Unlike the major opera companies in the United States, many of which have pared back productions and struggle to regain the levels of attendance they enjoyed before the COVID-19 pandemic, audiences have largely returned in Germany. “Certainly in Berlin, we have very full houses,” Runnicles said. “It’s still actually driven by repertoire as well, and certain pieces [have] fuller [audiences] than others, depending on recognition. I’m frankly very impressed by the audience numbers, particularly in Berlin, where there are on a given night two or three operas being presented.” It helps, he added, that ticket prices are considerably cheaper in Germany than in the United States, because of government subsidies.

He is set to step down from his Deutsche Opera position in 2026, right after he takes over a new post as chief conductor of the Dresden Philharmonic, which will demand less of his schedule. “I feel it’s time,” he said. “I’m ready for some new challenges, and I’m ready to spend more time with my family in the States.” 

In the United States, his contract with the Grand Teton festival has been extended through 2029, which would mark a tenure of 23 years at that time. Not as old or as well established as, say, the Aspen Music Festival, which marked its 75th anniversary this past summer, the summer event has gained stature under Runnicles. “It’s quite a unique festival as far as it takes place in Jackson Hole, which is something of an alpine paradise,” he said. “Just the sheer setting of the festival,  the Walk Festival Hall sitting quite literally at the bottom of a mountain, is very special, indeed.”
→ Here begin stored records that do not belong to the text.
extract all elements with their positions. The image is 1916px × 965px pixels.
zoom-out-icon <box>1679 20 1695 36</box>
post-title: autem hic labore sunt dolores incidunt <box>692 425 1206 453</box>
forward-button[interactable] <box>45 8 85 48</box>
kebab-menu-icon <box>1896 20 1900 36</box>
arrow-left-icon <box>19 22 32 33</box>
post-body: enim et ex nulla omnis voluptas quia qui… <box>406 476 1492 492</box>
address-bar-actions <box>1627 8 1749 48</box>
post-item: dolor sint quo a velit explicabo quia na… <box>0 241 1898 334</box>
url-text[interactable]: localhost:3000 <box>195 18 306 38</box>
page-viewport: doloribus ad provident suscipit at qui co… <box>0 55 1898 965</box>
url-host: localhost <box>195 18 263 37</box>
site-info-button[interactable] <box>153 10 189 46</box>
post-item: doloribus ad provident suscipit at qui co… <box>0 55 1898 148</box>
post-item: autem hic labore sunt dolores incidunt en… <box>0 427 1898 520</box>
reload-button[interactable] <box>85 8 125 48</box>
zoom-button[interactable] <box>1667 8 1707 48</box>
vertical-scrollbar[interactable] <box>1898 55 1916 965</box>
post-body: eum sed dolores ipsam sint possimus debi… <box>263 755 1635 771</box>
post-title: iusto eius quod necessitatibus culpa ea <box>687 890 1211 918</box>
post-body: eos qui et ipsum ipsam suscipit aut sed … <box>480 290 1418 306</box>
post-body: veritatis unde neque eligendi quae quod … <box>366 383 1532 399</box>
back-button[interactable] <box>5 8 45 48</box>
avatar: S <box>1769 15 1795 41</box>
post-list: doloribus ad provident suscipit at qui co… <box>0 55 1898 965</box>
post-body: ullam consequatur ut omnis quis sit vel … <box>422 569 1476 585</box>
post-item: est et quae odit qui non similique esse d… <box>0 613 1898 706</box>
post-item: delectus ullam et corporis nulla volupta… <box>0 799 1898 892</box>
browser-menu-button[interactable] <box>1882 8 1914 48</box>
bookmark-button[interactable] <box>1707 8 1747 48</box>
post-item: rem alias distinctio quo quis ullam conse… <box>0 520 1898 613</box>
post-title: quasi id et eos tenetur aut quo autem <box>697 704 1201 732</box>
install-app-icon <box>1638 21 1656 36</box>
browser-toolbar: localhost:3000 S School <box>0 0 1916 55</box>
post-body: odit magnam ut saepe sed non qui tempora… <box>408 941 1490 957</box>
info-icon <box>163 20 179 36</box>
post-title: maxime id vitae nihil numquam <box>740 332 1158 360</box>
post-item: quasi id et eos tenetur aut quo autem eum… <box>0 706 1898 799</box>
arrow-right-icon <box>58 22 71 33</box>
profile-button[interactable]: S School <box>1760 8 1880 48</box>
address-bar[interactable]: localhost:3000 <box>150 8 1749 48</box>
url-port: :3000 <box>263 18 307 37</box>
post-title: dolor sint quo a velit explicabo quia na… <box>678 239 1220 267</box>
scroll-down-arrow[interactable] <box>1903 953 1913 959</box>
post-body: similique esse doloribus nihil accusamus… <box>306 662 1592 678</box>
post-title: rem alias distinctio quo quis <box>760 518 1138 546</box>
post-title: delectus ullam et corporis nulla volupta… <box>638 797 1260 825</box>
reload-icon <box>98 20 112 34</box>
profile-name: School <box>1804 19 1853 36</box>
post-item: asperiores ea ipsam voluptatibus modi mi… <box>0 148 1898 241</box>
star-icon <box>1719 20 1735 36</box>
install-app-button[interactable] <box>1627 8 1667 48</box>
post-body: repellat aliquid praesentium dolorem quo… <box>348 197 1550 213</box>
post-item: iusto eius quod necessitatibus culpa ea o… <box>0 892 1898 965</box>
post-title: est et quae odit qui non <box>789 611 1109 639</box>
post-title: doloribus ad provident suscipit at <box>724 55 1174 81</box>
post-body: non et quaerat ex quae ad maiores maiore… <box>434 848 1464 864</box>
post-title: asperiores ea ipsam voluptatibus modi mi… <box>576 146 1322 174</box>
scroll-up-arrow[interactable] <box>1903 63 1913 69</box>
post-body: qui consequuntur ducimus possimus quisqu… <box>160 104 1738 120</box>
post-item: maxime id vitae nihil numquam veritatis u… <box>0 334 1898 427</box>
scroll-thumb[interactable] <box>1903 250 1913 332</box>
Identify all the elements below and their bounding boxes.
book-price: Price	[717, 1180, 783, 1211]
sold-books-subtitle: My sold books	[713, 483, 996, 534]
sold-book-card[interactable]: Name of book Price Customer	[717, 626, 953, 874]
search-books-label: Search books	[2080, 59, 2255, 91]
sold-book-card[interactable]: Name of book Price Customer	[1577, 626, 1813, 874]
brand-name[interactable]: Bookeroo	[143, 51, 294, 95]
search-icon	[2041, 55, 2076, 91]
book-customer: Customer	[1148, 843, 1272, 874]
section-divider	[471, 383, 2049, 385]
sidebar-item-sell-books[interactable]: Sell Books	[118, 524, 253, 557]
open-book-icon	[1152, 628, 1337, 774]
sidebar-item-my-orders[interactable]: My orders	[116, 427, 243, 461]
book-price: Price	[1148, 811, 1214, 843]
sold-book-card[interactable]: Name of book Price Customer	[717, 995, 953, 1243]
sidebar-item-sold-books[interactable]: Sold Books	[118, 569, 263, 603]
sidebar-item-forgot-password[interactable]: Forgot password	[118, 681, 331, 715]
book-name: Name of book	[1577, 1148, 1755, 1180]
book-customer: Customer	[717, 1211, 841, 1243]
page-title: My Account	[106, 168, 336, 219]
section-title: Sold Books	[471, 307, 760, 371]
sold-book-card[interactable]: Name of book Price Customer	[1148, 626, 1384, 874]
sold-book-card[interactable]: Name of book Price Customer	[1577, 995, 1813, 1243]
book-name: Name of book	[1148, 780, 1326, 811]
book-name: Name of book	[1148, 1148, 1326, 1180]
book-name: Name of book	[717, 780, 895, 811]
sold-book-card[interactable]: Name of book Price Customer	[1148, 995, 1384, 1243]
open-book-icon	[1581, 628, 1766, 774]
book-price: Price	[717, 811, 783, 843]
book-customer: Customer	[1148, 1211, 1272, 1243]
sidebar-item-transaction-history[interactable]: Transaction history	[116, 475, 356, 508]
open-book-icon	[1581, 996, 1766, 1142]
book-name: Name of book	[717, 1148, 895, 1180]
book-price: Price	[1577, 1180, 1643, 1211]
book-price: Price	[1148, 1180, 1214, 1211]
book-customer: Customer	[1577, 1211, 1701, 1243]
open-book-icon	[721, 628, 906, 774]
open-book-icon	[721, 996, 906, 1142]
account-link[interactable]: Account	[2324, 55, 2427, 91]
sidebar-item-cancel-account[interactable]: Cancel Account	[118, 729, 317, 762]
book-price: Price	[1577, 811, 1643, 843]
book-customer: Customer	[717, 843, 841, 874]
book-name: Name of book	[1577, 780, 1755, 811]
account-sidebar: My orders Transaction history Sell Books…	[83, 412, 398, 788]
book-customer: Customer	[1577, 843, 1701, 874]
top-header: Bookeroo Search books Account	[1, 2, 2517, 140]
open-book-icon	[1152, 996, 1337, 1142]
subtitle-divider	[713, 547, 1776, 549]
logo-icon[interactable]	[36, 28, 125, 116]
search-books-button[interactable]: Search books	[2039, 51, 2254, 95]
Runnicles first came to Jackson Hole in 2004 or 2005 and discovered that it had a “really terrific orchestra,” made up of 250 rotating musicians from across North America, who each come for two to five weeks during the eight-week festival. He was soon named music director in a process that moved very quickly. “These have been or are great relationships that continue to grow the more you nourish them,” Runnicles said of his time in Jackson Hole and his other long-running posts past and present.

The conductor will be coming to Chicago after an early celebration of his upcoming 70th birthday during closing concerts at the Edinburgh International Festival in August, leading the opening of the Dresden Philharmonic’s season in early September and two weeks of performances with the Sydney Symphony.

As noted earlier, Strauss’ Don Quixote will anchor the CSO’s program. Both on opera and orchestral stages, Runnicles has regularly programmed Strauss’ music. “I love that repertoire, and I am continually in awe of his orchestration and his creativity,” he said. “I’ve done the tone poems as long as I have been conducting professionally. They’re virtuosic, they’re challenging and they are so fulfilling. It’s 45 minutes of great classical music.”

To supplement that work, Runnicles’ suggested highlights from Englebert Humperdinck’s 1891-92 opera, Hansel and Gretel, which he has long loved. “There is such glorious music in that score and the German conductor Rudolf Kempe made a wonderful suite featuring some of the opera’s finest music. I thought, and so did the Chicago Symphony, that this would be a good complement to the Richard Strauss.”

Strauss was as famous a conductor as he was a composer, and one of his favorite operas to lead was Hansel and Gretel — a “nice little detail” that Runnicles said provides an added connection between it and Don Quixote.

Launching the program is Ludwig van Beethoven’s overture to The Creatures of Prometheus, Op. 43, the composer’s only full-length ballet. Though perhaps not heard as often as it was some decades ago, the 1801 overture remains a staple of the orchestra repertoire. “It’s a wonderful beginning of a concert,” Runnicles said. “It takes you by the lapels, so to speak, from the very outset.”